Le massacre de la Saint-Barthélemy fut un massacre généralisé de protestants français (huguenots) par les catholiques, massacre qui commença le 24 août 1572 et dura plus de deux mois, entraînant la mort de 5 000 à 25 000 personnes. Il débuta à Paris lorsque la faction catholique, craignant un soulèvement huguenot, assassina les principaux protestants qui s'y trouvaient pour un mariage royal.
Le massacre éclata après des années de tensions religieuses en France qui avaient commencé avec la diffusion des "nouveaux enseignements" de la Réforme protestante vers 1521, s'aggravèrent après l'affaire des Placards de 1534 et se transformèrent en conflit armé en 1562, déclenchant les guerres de religion françaises (1562-1598). La troisième guerre se conclut en 1570 par la paix de Saint-Germain-en-Laye, négociée par la reine protestante de Navarre, Jeanne d'Albret (1528-1572), et la reine mère catholique de France, Catherine de Médicis (1519-1589). Dans l'espoir d'établir la paix, un mariage fut arrangé entre la fille catholique de Catherine, Marguerite de Valois (1553-1615) et le fils protestant de Jeanne d'Albret, Henri de Navarre (futur roi Henri IV de France, 1553-1610).
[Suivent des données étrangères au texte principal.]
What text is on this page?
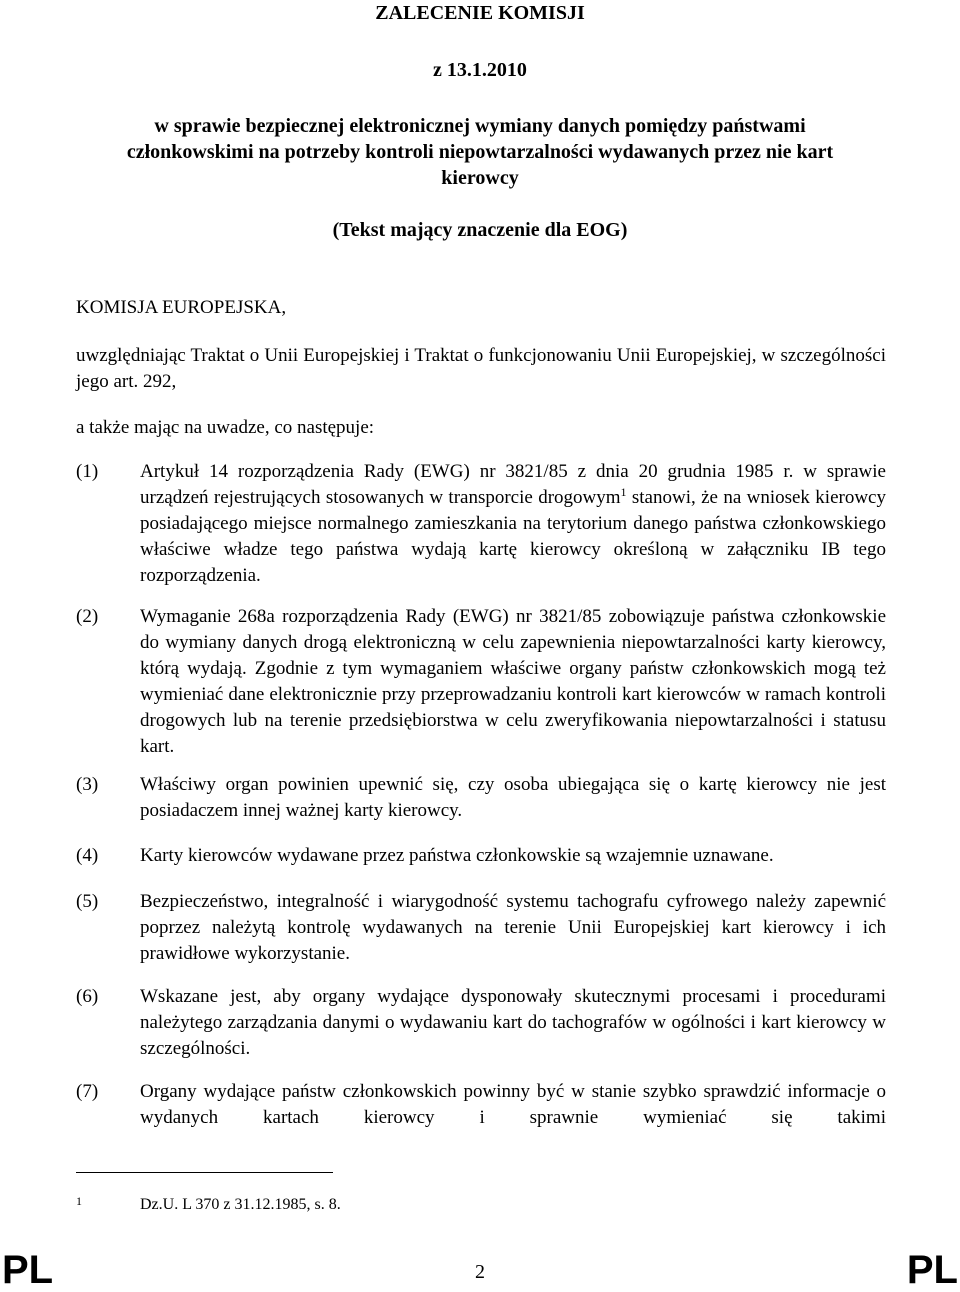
ZALECENIE KOMISJI
z 13.1.2010
w sprawie bezpiecznej elektronicznej wymiany danych pomiędzy państwami członkowskimi na potrzeby kontroli niepowtarzalności wydawanych przez nie kart kierowcy
(Tekst mający znaczenie dla EOG)
KOMISJA EUROPEJSKA,
uwzględniając Traktat o Unii Europejskiej i Traktat o funkcjonowaniu Unii Europejskiej, w szczególności jego art. 292,
a także mając na uwadze, co następuje:
(1)	Artykuł 14 rozporządzenia Rady (EWG) nr 3821/85 z dnia 20 grudnia 1985 r. w sprawie urządzeń rejestrujących stosowanych w transporcie drogowym$^1$ stanowi, że na wniosek kierowcy posiadającego miejsce normalnego zamieszkania na terytorium danego państwa członkowskiego właściwe władze tego państwa wydają kartę kierowcy określoną w załączniku IB tego rozporządzenia.
(2)	Wymaganie 268a rozporządzenia Rady (EWG) nr 3821/85 zobowiązuje państwa członkowskie do wymiany danych drogą elektroniczną w celu zapewnienia niepowtarzalności karty kierowcy, którą wydają. Zgodnie z tym wymaganiem właściwe organy państw członkowskich mogą też wymieniać dane elektronicznie przy przeprowadzaniu kontroli kart kierowców w ramach kontroli drogowych lub na terenie przedsiębiorstwa w celu zweryfikowania niepowtarzalności i statusu kart.
(3)	Właściwy organ powinien upewnić się, czy osoba ubiegająca się o kartę kierowcy nie jest posiadaczem innej ważnej karty kierowcy.
(4)	Karty kierowców wydawane przez państwa członkowskie są wzajemnie uznawane.
(5)	Bezpieczeństwo, integralność i wiarygodność systemu tachografu cyfrowego należy zapewnić poprzez należytą kontrolę wydawanych na terenie Unii Europejskiej kart kierowcy i ich prawidłowe wykorzystanie.
(6)	Wskazane jest, aby organy wydające dysponowały skutecznymi procesami i procedurami należytego zarządzania danymi o wydawaniu kart do tachografów w ogólności i kart kierowcy w szczególności.
(7)	Organy wydające państw członkowskich powinny być w stanie szybko sprawdzić informacje o wydanych kartach kierowcy i sprawnie wymieniać się takimi
1	Dz.U. L 370 z 31.12.1985, s. 8.
PL	2	PL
Le mariage eut lieu à Paris et il attira une grande assemblée venue de tout le pays, y compris des dirigeants protestants. Paris était une ville catholique, et l'afflux d'une grande foule protestante pour les festivités fit monter la tension. Cette tension atteignit son paroxysme quelques jours après le mariage, lorsque Gaspard II de Coligny, amiral de France (1519-1572), un protestant de premier plan, fut blessé dans une tentative d'assassinat. Les protestants exprimèrent leur indignation et, craignant un soulèvement, Catherine de Médicis et son fils Charles IX de France (r. de 1560 à 1574), ainsi que le conseil municipal, autorisèrent l'exécution des chefs protestants. Coligny fut le premier tué le 24 août, d'autres suivirent rapidement.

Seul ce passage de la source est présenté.